Self hosting

I was interested in self hosting from forever, but having to pay for a static IP and not having an extra computer to keep always on were hurdles that prevented me from trying anything. But that all changed when my university decided to install LAN ports in each room, allowing me to connect more than one device to the network. I brought with me an old laptop (Acer V or something), which no one was using.

Gitea and Tailscale

After playing around a bit with installing arch and trying to use it in a dual screen setup with barrier, I finally got down to self hosting things. I first started with gitea, which seemed simple enough to install. I followed the arch wiki instructions, and was running gitea in about an hour on localhost. I already new how to port forward on the router so I set that up and I could connect as long as I was on the institute network.

There was still the issue of a lack of a public static IP. I turned to the internet for ideas, and put a post on r/selfhosted about the issue. I was directed towards Tailscale, which took barely half an hour to install. Over the next few days I played around with tailscale and found the MagicDNS and AutoHTTPS settings. But now I had an issue caused by my institute proxy server. With the new domain names, the DNS resolver at the proxy server has to add the tailscale dns resolvers, but I don’t have access to it. Which meant that while my phone happily connected to the server over Cellular, my laptop couldn’t connect despite being on the same LAN without falling back to the local IP address. Oh well, at least a stopgap solution existed.

Nextcloud

Nextcloud was the next thing I wanted to selfhost. This was a big pain to get running. I was under the impression that all apps had their inbuilt web servers, and I just needed to set the correct ports to get them working. But nextcloud being a php application, needed a php webserver to be running first. This took me a while to understand. After this, I had issues with running the same postgres server for gitea and nextcloud. Not being too well versed with DBMS concepts, there were some weird issues with conflicting user permissions and stuff.

Docker

At this point I gave up trying to run nextcloud on bare metal. Nearly all docs relate to running nextcloud in a docker container, but I had no idea what docker was. It took me a couple of weeks trying to get nextcloud to run from docker and understand what needed to be changed so it would run properly. Eventually I got it running on some port.

Caddy and reverse proxy

Once again, this was easy for gitea, because gitea has a clear example of gitea behind a caddy reverse proxy, and when I hadn’t set the right hostname in gitea’s config, it gave me a nice banner saying I had to change so and so variable at so and so location. Nice and clean. Now came nextcloud. I couldn’t for the life of me figure out where the config file was, because the docker container’s volume was in the default location in /var/lib/docker/volumes, and I had no idea it was there. Finally after some poking around, I changed the config, but to no avail. I kept having issue after issue with nextcloud. So I clean restarted the whole process, uninstalled postgres, gitea, docker, caddy, cleaned files, and put everything except caddy on docker. Once again I faced issues with the webroot on nextcloud and I kind of gave up for a while.

Another attempt

After a few weeks’ hiatus caused by a new semester, I tried setting it up again. I don’t know if it was just plain luck or the break had given some clarity of what had to be done, but this time I was able to set up everything pretty easily. Everything was working barring tailscale on LAN, which now seemed like the proxy server blocking the connection, along with the DNS issue.
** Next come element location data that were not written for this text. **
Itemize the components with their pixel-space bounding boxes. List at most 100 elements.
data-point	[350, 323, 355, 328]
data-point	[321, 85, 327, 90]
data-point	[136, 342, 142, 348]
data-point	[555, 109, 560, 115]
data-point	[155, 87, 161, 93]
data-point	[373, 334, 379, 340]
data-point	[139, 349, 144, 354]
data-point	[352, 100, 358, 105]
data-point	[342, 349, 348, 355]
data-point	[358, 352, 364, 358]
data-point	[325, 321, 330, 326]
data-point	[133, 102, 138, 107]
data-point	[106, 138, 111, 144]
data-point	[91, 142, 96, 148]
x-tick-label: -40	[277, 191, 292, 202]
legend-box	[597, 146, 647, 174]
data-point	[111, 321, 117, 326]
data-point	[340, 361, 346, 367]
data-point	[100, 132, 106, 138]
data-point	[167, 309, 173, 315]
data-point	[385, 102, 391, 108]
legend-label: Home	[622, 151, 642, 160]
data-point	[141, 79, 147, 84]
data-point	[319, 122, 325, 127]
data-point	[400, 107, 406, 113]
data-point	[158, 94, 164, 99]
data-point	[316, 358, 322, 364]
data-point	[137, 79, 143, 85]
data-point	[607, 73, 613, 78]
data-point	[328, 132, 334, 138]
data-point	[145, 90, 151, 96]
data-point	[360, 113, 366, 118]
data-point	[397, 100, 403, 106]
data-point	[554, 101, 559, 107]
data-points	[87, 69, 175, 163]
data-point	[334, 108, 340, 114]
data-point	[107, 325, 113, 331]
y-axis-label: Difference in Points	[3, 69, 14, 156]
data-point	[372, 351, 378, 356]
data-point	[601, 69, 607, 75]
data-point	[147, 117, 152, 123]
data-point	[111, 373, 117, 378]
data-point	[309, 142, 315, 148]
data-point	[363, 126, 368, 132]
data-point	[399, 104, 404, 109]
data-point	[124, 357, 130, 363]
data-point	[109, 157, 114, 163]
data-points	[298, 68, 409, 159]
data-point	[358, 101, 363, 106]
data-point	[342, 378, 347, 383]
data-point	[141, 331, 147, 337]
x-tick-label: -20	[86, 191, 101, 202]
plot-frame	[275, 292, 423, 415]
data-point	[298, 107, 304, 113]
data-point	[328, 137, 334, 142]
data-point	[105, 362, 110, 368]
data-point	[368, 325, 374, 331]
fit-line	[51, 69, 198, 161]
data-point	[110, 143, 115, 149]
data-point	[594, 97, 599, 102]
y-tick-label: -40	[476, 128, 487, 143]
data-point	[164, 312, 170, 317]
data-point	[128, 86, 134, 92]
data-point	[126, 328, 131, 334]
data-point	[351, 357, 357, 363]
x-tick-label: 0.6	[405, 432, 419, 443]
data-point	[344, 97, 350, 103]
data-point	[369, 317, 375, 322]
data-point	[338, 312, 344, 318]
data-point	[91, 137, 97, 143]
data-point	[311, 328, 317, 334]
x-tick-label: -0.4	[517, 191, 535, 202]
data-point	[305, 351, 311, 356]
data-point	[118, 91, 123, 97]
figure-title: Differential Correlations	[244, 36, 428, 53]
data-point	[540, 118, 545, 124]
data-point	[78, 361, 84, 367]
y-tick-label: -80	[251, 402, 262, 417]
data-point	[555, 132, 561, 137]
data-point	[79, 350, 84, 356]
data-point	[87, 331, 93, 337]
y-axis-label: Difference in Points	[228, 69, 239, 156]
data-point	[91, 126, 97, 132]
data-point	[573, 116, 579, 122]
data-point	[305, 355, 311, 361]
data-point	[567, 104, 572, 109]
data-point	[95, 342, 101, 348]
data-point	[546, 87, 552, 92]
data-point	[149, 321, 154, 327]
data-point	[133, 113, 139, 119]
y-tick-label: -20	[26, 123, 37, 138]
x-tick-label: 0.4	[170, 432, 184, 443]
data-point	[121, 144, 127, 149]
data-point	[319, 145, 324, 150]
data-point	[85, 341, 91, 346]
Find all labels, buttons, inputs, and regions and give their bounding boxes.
Nextcloud Office with Collabora

Now I wanted to add Nextcloud office, but I was unsuccessful in getting the nextcloud instance to see the collabora server running in the same docker-compose file regardless of what I tried. Eventually I gave up.

Other services

I also have a docker running freshrss, but I haven’t set it up, but it seems pretty easy to set up. I’ll also probably try to set up hedgedocs as an alternative to nextcloud office, and then see if I can connect the nextcloud storage to hedgedocs, but I haven’t tried it yet.

Opinions about self-hosting

Self hosting isn’t easy, and I don’t see the point of it. It makes sense for a group or something like a mastodon or tilde instance to self host certain services for a more decentralized internet, but the effort of setting it up for personal access is not worth it.

For all editors or viewers, there are tonnes of local applications, and it makes no sense to use a server set up for it. The only point I see is as a backup solution or as a file sharing mechanism. For backup and sync, I feel syncthing is a lot easier to setup and get working. Sure, the connection between devices is a bit finicky sometimes, but its frankly alright. Syncthing + Tailscale satisfies whatever classic Nextcloud can do.

For those apps which need syncing of data between devices, it is a lot easier to look for public instances of them. The hostux network [hostux.network] provides a lot of services for free, and trusting them is about the same as trusting a droplet server.

As for Nextcloud, it now offers to set up a server for you on one of the VPS providers for free, which I think is a pretty great deal. For my music and photos, I sync using syncthing, and for documents, contacts, calendar, tasks, I use the nextcloud instance.

So with that, I don’t know how much longer I’ll try to get the self hosting thing working, but there you have it.